Pasaron los meses, el tema se olvidó por completo, y a media semana Carlos Fuentes llamó por teléfono a Gabo, quien estaba en su casa de México. Styron, dijo Fuentes, les invitaba a cenar en su casa de veraneo, y sí, la familia presidencial estaría presente.

Cuando llegaron al lugar, había unos 16 invitados, entre ellos los dueños de los medios de comunicación más poderosos de Estados Unidos, el Washington Post y el New York Times. El Presidente, vestido con un suéter que recordaba un crucigrama, su esposa Hillary y su hija Chelsea llegaron hacia las siete de la tarde, y se inició una reunión muy cordial.

En el curso de la comida se habló de todo. El grupo de Rio fue uno de los tópicos principales, y cuando se llegó a Cuba, Clinton dijo que ese era un tema delicado y que, por cuanto estaban en marcha unos contactos, prefería no hablar de eso para evitar decir cualquier cosa que pudiera afectar la situación.

Entonces los temas derivaron hacia otros aspectos. García Márquez no perdió la oportunidad de hablar del narcotráfico, y le dijo al Presidente que no era posible acabar con el flagelo, si Estados Unidos no contribuía con el combate al consumo interno; que si pensaba que los narcotraficantes pueden surtir un mercado de 20 millones de usuarios sin alguna complicidad de las autoridades, y que en Estados Unidos no había un solo policía preso.

Clinton contestó que eso podía ser cierto, y que sus esperanzas estaban puestas en la nueva ley contra el crimen, aprobada por el Congreso, que le permitiría poner más recursos a la represión del fenómeno.

Pero Clinton parecía aburrido de hablar de política, y la conversación derivó hacia la literatura.

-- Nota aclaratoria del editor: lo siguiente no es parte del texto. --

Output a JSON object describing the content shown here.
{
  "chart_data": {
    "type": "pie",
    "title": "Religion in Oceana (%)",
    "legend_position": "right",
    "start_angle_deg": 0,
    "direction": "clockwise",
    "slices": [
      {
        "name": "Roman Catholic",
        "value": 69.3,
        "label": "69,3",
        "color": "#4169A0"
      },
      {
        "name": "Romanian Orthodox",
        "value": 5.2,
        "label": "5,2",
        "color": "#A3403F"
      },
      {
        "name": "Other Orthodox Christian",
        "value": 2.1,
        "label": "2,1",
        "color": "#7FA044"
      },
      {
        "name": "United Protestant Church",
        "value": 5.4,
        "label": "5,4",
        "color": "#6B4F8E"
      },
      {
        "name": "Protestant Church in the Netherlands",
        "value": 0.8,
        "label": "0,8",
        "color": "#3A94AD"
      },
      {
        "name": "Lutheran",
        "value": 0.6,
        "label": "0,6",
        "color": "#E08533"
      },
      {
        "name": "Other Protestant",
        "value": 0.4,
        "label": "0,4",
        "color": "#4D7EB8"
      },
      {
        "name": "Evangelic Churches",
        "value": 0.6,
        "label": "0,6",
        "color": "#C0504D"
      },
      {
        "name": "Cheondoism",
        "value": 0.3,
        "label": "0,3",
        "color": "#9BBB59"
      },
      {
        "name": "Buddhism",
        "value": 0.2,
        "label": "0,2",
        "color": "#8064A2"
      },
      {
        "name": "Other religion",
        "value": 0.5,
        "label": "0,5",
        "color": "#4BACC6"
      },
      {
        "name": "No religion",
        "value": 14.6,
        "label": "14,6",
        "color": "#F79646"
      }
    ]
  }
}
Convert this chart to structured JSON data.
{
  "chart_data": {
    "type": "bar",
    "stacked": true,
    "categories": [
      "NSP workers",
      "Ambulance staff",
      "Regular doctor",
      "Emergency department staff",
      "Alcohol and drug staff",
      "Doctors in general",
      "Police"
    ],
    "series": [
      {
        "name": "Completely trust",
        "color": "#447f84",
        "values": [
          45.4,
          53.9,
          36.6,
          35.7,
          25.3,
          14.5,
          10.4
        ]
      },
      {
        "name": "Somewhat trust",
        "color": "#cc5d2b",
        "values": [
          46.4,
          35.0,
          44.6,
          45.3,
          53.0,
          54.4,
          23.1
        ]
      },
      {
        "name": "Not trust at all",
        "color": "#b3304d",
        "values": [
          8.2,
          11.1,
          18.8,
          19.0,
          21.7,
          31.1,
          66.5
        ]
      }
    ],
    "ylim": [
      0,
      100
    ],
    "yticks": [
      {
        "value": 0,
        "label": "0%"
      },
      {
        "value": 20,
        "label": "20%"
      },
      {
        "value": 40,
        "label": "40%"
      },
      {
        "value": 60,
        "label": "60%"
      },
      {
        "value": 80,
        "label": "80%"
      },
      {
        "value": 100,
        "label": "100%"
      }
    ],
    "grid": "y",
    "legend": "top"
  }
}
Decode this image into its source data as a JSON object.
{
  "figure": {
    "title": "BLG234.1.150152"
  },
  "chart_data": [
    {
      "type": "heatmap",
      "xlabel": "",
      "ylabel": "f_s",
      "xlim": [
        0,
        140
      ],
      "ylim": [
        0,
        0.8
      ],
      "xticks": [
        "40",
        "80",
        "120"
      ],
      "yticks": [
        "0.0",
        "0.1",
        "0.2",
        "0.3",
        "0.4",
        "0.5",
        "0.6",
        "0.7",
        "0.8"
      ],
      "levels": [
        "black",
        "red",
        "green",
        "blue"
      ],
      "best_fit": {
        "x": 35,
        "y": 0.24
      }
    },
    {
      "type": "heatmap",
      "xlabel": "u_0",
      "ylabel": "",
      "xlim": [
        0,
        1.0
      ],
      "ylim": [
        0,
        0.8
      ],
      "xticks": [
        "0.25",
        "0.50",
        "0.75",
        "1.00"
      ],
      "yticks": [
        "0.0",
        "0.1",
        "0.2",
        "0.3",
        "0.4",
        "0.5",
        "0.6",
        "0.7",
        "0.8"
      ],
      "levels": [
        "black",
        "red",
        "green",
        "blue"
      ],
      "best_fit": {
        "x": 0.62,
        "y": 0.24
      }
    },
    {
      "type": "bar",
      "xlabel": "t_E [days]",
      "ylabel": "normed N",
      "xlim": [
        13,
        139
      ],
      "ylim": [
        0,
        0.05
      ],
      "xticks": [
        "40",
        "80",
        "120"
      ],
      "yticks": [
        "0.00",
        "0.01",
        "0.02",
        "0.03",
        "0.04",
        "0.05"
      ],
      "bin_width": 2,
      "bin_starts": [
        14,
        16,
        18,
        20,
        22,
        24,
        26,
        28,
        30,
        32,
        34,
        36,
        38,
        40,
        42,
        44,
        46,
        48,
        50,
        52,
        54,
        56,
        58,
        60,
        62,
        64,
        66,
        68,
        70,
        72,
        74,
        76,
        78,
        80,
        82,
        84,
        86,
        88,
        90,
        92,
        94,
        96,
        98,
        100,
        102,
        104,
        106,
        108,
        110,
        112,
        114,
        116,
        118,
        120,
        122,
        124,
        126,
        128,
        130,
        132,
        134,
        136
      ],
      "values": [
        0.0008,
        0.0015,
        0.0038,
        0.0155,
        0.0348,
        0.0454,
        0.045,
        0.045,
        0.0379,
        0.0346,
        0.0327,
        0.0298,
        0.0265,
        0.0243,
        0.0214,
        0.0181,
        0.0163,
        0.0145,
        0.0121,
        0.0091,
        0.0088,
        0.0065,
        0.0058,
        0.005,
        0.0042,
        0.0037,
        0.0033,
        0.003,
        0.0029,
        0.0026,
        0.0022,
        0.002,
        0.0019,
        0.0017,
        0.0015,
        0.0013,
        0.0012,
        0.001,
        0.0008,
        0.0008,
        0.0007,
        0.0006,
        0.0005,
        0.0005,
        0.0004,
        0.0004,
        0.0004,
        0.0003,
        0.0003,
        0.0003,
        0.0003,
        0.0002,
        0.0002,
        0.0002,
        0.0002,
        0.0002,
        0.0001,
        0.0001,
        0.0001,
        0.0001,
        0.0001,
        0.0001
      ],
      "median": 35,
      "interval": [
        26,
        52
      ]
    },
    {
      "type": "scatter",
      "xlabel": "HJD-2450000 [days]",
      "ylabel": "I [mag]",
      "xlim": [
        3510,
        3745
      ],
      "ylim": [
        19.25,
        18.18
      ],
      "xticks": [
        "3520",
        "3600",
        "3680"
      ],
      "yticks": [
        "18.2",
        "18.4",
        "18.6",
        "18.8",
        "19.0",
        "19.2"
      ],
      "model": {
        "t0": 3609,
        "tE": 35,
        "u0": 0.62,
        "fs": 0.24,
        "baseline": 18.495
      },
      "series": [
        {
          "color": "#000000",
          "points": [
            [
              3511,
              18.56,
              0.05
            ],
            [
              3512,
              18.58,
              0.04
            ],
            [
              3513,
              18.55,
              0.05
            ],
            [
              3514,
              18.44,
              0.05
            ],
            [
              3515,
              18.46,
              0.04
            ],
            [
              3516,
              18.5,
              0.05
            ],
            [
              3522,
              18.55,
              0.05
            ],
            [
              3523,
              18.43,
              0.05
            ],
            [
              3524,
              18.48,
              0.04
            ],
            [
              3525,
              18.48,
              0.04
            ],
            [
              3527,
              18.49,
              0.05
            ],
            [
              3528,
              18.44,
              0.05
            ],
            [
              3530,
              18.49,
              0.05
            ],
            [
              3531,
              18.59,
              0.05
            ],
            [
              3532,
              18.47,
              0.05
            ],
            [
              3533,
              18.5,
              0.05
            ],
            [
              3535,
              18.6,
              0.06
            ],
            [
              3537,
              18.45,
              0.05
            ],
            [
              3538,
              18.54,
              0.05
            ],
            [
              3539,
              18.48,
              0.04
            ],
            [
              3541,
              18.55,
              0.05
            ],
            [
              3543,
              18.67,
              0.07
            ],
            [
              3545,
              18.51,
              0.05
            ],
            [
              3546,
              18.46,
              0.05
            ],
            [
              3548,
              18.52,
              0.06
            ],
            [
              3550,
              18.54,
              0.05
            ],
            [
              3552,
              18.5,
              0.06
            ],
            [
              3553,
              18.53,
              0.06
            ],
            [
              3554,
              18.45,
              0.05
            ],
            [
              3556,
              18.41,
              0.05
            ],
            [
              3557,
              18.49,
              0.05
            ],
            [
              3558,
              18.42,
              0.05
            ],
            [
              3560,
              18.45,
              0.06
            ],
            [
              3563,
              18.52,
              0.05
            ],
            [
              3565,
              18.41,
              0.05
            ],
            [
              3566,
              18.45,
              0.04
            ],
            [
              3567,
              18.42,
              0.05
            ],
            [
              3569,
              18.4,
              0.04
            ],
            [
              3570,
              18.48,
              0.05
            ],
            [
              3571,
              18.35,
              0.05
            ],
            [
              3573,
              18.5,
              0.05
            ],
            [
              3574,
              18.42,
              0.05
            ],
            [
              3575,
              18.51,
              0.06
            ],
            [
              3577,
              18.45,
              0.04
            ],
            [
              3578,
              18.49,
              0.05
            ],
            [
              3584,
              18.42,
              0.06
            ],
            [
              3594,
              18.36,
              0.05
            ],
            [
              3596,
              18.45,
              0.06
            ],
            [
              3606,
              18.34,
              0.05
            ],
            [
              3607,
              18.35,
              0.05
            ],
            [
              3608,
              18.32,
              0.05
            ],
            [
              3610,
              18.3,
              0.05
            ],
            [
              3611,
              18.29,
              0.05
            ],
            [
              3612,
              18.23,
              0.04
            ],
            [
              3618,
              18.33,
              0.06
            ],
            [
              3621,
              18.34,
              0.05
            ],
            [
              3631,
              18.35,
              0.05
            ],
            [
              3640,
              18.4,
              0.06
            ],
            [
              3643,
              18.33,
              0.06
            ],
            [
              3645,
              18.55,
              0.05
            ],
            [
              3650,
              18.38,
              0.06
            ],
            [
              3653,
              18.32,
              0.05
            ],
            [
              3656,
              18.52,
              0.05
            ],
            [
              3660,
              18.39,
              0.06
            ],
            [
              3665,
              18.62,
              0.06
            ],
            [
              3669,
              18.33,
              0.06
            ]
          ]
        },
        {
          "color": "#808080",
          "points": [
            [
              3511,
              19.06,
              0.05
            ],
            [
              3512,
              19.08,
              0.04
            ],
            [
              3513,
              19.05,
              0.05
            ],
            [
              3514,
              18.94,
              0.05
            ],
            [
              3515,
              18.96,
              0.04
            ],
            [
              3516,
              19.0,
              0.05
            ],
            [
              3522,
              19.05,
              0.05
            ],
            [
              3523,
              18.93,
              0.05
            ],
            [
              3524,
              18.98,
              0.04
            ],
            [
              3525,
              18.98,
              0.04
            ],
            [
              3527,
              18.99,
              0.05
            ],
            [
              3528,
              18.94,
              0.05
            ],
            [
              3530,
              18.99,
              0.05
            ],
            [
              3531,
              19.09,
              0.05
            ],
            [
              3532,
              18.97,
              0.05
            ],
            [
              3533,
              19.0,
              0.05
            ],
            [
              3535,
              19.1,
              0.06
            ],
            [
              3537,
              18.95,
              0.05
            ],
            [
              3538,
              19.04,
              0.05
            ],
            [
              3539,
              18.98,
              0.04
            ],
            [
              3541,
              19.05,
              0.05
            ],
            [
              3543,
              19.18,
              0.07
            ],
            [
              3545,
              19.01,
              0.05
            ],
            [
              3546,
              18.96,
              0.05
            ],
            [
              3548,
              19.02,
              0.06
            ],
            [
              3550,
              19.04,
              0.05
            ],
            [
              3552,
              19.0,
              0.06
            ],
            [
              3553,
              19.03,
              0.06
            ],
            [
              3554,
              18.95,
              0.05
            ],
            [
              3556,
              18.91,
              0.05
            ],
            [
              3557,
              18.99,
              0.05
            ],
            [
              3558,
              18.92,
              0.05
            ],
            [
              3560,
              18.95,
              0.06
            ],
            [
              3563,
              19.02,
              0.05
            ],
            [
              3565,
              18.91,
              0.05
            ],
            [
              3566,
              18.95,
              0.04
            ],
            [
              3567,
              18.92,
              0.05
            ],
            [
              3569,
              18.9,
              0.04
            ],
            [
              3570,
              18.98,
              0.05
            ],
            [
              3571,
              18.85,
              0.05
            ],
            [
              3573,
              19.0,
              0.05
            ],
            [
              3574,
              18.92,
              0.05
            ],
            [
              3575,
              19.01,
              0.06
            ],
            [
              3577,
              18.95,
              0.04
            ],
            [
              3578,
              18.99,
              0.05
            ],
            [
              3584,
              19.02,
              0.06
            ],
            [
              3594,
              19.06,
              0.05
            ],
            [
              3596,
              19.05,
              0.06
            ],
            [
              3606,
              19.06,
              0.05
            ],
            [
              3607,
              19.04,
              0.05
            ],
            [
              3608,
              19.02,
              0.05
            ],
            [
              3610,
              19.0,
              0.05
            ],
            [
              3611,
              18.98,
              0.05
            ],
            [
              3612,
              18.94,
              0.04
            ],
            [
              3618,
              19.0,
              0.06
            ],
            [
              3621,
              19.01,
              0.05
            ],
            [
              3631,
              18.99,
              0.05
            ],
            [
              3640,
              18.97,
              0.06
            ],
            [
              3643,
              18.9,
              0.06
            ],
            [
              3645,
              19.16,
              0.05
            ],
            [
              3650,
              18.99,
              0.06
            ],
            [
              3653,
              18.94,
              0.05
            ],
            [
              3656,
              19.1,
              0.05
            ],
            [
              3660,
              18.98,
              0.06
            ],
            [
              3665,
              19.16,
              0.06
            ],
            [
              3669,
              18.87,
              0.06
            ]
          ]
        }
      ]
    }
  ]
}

Clinton habló con propiedad de la obra de García Márquez, dijo que le había gustado especialmente 'Cien años de soledad', mientras Hillary se inclinó por 'El amor en los tiempos del cólera'. Y respecto de Chelsea, se supo que estaba leyendo también 'Cien años...', y no porque se lo impusiera el colegio, como le preguntó Gabo, sino porque su abuela se lo había recomendado, y que estaba fascinada.

Lo que impresionó al premio Nobel fue la afición literaria de la familia presidencial. Después de contestar a una pregunta de Clinton sobre cuál libro le hubiera gustado haber escrito ('Los tres mosqueteros'), Gabo le preguntó por sus aficiones, y Clinton le dijo que le gustaba sobre todo William Faulkner, en especial la segunda parte de 'Absalón, Absalón'. Fuentes y Gabo levantaron las cejas en señal de admiración, porque para los dos literatos es claro que esa obra, por lo ardua, indica un alto nivel de lectura.

Lo cierto es que la versión de que la comida se había celebrado para hablar de Cuba se difundió en América Latina, pero no en Estados Unidos, donde las vacaciones del Presidente son cubiertas con lujo de detalles. García Márquez terminó impresionado con el hecho de que Clinton es un Presidente "que escucha con atención aun sobre los temas que pueden afectarle, como el del narcotráfico". Eso, en su opinión, es importante, porque demuestra que en una situación de verdadera crisis, es alguien con quien se puede hablar.